Ma oggi l’emergenza è la ricostruzione: “Due anni dopo l’inizio della
guerra, il blocco sta gravemente ostacolando la ripresa di Gaza” ha
dichiarato Chris Eijkemans, direttore di Oxfam
in Palestina. “A meno di progressi immediati, i palestinesi che vivono a
Gaza non saranno in grado di portare avanti la loro vita e vivere in
libertà, dignità e sicurezza. Con l’avvio del cessate il fuoco, i leader mondiali hanno promesso di lavorare per uno sviluppo sostenibile e di lungo periodo per i palestinesi che vivono a Gaza. Tuttavia, ci sono poche evidenze realmente concrete di tali promesse”.
Le organizzazioni internazionali che
operano nei Territori Palestinesi lanciano dunque l’allarme sulla
mancanza di progressi nella ricostruzione di Gaza, a seguito delle
pesanti restrizioni imposte dallo Stato di Israele all’ingresso di
materiali fondamentali. Le organizzazioni invitano i leader mondiali a
tenere fede ai loro impegni e a esercitare pressioni politiche per la
fine immediata di un blocco quasi decennale che ha paralizzato l’economia di Gaza.

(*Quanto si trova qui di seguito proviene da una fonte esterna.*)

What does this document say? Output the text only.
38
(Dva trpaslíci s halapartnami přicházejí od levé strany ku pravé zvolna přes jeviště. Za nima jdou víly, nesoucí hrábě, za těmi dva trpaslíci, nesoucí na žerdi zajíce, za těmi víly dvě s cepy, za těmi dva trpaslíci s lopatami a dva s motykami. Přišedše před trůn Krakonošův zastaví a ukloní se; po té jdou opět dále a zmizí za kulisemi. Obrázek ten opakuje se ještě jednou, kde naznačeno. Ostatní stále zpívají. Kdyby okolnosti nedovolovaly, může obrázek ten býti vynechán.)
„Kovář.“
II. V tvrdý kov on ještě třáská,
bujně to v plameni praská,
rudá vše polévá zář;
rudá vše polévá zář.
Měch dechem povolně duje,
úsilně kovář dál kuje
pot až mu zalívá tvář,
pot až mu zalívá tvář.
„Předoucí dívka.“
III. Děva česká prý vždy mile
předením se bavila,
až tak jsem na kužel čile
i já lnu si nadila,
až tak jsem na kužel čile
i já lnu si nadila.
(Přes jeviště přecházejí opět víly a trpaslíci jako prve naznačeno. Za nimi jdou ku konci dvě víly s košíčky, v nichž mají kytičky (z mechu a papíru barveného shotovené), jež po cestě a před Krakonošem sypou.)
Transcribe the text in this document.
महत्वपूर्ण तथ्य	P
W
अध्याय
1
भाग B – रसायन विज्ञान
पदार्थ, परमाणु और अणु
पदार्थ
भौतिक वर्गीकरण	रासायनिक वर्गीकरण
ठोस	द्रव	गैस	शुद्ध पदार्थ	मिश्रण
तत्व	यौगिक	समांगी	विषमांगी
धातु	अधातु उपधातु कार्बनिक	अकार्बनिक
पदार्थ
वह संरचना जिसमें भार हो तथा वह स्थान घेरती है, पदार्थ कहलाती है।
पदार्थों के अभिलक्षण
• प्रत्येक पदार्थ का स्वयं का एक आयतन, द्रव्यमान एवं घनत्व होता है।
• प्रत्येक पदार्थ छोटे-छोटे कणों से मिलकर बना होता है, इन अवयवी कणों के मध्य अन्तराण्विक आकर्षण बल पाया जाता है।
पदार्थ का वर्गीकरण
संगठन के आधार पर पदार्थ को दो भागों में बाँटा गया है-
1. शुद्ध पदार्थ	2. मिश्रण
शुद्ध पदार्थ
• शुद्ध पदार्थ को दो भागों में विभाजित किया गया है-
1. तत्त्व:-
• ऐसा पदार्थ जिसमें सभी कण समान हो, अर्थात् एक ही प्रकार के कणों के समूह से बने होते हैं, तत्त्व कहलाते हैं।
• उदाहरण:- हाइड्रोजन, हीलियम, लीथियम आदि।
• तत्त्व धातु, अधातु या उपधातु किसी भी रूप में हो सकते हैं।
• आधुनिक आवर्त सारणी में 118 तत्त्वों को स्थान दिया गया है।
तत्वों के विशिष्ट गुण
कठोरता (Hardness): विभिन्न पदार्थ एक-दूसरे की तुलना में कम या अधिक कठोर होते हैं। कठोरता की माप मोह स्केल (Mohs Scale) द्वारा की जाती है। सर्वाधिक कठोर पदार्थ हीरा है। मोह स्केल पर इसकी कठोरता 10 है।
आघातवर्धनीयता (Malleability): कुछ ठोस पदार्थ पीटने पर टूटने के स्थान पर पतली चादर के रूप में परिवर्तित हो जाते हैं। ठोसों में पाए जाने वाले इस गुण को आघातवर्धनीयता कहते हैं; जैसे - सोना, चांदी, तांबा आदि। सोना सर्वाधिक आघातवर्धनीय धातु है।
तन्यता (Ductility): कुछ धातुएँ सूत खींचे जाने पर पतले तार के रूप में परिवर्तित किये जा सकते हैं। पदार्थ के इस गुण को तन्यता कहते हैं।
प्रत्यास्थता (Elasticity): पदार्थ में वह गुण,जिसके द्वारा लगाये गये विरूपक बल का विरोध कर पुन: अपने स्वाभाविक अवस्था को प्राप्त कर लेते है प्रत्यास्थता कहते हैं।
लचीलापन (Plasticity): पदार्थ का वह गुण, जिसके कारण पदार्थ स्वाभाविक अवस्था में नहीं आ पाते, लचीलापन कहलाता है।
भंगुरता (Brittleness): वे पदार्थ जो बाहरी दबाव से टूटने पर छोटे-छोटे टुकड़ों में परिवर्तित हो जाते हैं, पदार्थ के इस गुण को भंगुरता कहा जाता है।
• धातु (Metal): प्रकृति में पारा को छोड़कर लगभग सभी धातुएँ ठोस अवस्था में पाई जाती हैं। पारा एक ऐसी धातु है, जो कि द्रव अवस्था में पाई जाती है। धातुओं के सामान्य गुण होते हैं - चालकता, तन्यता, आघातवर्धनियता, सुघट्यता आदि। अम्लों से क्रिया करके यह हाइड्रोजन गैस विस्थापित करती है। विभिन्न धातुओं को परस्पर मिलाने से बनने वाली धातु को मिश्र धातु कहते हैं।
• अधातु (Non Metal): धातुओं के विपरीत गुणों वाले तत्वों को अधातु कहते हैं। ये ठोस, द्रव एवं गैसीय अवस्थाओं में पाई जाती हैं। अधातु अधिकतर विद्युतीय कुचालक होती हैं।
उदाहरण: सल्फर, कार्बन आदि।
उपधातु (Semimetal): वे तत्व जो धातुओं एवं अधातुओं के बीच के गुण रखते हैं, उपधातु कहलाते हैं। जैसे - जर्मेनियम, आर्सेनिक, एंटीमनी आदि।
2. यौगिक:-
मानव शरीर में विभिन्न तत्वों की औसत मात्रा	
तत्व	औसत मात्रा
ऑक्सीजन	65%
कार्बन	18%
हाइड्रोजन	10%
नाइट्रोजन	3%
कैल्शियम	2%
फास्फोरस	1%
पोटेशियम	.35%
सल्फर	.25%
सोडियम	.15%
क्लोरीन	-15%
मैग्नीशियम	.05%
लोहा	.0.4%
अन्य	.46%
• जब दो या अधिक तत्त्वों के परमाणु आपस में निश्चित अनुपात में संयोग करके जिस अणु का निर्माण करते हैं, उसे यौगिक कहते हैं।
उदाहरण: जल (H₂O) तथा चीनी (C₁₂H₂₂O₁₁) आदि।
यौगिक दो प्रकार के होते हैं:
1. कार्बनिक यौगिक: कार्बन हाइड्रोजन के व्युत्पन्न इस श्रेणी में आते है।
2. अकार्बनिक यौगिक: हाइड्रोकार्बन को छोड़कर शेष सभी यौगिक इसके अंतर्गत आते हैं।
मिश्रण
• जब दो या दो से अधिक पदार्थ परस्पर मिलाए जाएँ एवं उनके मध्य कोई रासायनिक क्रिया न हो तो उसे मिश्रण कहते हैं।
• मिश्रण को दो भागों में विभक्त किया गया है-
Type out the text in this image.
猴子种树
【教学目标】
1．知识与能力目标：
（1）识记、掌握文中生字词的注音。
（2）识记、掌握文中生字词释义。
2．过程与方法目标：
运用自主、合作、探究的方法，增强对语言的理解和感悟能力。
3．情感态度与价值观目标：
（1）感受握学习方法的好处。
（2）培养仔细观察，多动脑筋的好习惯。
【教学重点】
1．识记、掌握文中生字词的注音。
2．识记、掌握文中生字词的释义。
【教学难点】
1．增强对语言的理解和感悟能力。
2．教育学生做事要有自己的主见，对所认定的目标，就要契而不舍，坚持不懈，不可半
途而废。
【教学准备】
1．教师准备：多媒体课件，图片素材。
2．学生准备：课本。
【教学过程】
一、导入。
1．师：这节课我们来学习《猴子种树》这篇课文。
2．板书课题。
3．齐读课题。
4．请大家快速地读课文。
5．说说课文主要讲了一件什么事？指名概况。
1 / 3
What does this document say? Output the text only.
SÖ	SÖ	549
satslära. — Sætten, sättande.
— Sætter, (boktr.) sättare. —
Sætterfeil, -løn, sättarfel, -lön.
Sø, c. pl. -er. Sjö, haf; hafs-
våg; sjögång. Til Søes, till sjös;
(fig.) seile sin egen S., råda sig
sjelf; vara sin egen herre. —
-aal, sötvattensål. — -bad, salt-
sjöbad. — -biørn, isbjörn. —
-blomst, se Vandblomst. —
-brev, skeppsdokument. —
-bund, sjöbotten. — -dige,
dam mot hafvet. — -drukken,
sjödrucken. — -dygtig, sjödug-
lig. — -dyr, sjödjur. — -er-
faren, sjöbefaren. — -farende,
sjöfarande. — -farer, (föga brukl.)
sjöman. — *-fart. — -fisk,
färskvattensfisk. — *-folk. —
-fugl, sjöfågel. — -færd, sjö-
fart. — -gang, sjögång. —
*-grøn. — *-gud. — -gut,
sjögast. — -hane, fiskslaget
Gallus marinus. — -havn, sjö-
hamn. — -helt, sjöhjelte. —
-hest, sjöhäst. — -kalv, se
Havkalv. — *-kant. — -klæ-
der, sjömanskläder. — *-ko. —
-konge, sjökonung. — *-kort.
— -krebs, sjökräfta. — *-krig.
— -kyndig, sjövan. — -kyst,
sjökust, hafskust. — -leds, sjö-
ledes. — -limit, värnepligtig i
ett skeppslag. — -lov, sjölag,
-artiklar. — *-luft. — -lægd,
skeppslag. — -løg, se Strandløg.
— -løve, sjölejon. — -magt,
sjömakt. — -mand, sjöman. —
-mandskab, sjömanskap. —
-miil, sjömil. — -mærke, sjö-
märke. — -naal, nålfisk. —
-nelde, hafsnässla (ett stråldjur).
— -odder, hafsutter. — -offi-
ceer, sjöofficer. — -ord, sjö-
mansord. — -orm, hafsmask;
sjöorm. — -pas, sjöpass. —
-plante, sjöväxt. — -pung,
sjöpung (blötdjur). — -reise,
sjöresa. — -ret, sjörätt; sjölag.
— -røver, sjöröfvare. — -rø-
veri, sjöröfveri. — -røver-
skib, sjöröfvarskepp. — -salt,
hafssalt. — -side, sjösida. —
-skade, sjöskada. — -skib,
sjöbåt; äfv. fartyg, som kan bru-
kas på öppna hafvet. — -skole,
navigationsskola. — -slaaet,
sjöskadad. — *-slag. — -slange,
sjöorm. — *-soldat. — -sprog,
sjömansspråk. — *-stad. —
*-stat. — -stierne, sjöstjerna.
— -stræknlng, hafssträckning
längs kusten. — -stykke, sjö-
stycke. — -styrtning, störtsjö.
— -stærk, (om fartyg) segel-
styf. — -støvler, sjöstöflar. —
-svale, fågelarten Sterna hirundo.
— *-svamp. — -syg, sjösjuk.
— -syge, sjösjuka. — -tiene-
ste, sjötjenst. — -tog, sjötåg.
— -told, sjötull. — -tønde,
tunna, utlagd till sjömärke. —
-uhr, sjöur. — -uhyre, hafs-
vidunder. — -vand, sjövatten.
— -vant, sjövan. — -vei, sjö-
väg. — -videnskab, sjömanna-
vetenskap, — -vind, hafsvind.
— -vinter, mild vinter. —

Senza la possibilità di esportazioni, l’occupazione nel settore privato
è precipitata e il tasso di disoccupazione supera il 40 per cento, con
una disoccupazione giovanile tra le più alte al mondo.
“La metà della popolazione di Gaza è
composta da bambini e minori, molti dei quali ormai hanno vissuto tutta
la loro vita sotto assedio”, ha dichiarato Fikr Shalltoot, Direttore dei
programmi a Gaza dell’organizzazione Medical Aid for Palestinians.
“A centinaia di bambini che necessitano di un trattamento medico
salva-vita viene impedito di lasciare Gaza. Due anni dopo, ancora non
sono state affrontate le cause della loro sofferenza”.
Chris Eijkemans di Oxfam ribadisce che
“la fine del blocco è l’unica soluzione per dare alle persone l’accesso
ai servizi di base di cui hanno disperatamente bisogno, per consentire
che la ricostruzione proceda veramente, e per permettere il riavvio
dell’economia nella Striscia di Gaza. Il blocco è illegale secondo il
diritto internazionale e costituisce una punizione collettiva di
un’intera popolazione. Solo la sua fine immediata porterà sicurezza a
lungo termine per i palestinesi e gli israeliani”.